Gartner projects 250m connected vehicles by 2020
Research firm predicts smart cars will be ‘major element’ of Internet of Things
By 2020, there will be 250m connected vehicles on the world's roads, according to estimates from Gartner, Inc.
The business intelligence firm expects the burgeoning number of smart vehicles to feed innovations in in-vehicle services and automated driving capabilities and predicts that connected cars will form a "major element" of the Internet of Things (IoT).
Gartner believes that 4.9bn connected things will be in use this year, up 30% from 2014. The company projects that the number of connected devices will reach 25bn by 2020.
"The connected car is already a reality, and in-vehicle wireless connectivity is rapidly expanding from luxury models and premium brands, to high-volume midmarket models," said James F Hines, research director at Gartner.

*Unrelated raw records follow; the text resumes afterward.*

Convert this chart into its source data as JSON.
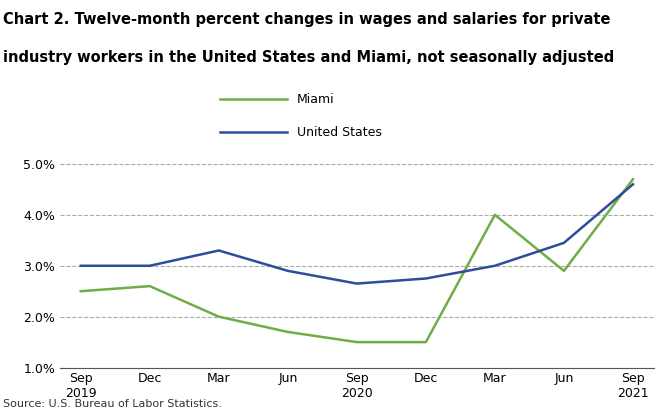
{
  "title_line1": "Chart 2. Twelve-month percent changes in wages and salaries for private",
  "title_line2": "industry workers in the United States and Miami, not seasonally adjusted",
  "x_labels": [
    "Sep\n2019",
    "Dec",
    "Mar",
    "Jun",
    "Sep\n2020",
    "Dec",
    "Mar",
    "Jun",
    "Sep\n2021"
  ],
  "x_positions": [
    0,
    1,
    2,
    3,
    4,
    5,
    6,
    7,
    8
  ],
  "miami_values": [
    2.5,
    2.6,
    2.0,
    1.7,
    1.5,
    1.5,
    4.0,
    2.9,
    4.7
  ],
  "us_values": [
    3.0,
    3.0,
    3.3,
    2.9,
    2.65,
    2.75,
    3.0,
    3.45,
    4.6
  ],
  "miami_color": "#70ad47",
  "us_color": "#2e4d9b",
  "ylim": [
    1.0,
    5.3
  ],
  "yticks": [
    1.0,
    2.0,
    3.0,
    4.0,
    5.0
  ],
  "ytick_labels": [
    "1.0%",
    "2.0%",
    "3.0%",
    "4.0%",
    "5.0%"
  ],
  "legend_miami": "Miami",
  "legend_us": "United States",
  "source": "Source: U.S. Bureau of Labor Statistics.",
  "line_width": 1.8,
  "background_color": "#ffffff",
  "grid_color": "#aaaaaa"
}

"The increased consumption and creation of digital content within the vehicle will drive the need for more sophisticated infotainment systems, creating opportunities for application processors, graphics accelerators, displays and human-machine interface technologies. At the same time, new concepts of mobility and vehicle usage will lead to new business models and expansion of alternatives to car ownership, especially in urban environments."
Gartner forecasts that about one in five vehicles on the road worldwide will have some form of wireless network connection by 2020, amounting to more than 250m connected vehicles.
Several tech firms have investigated driverless vehicles as vehicle connectivity has progressed. Tesla and Google already have prototypes in service and Apple has reportedly begun speaking with auto-industry experts about how to put together its own electric car.
But one issue manufacturers of connected vehicles may have to confront, if Gartner's growth claims are to materialise, is cyber security. Last week a US senator raised concerns after quizzing 20 manufacturers over the protections in their wireless networking. Senator Ed Markey claimed his investigation showed in-vehicle networks to be "largely unprotected" from intrusion.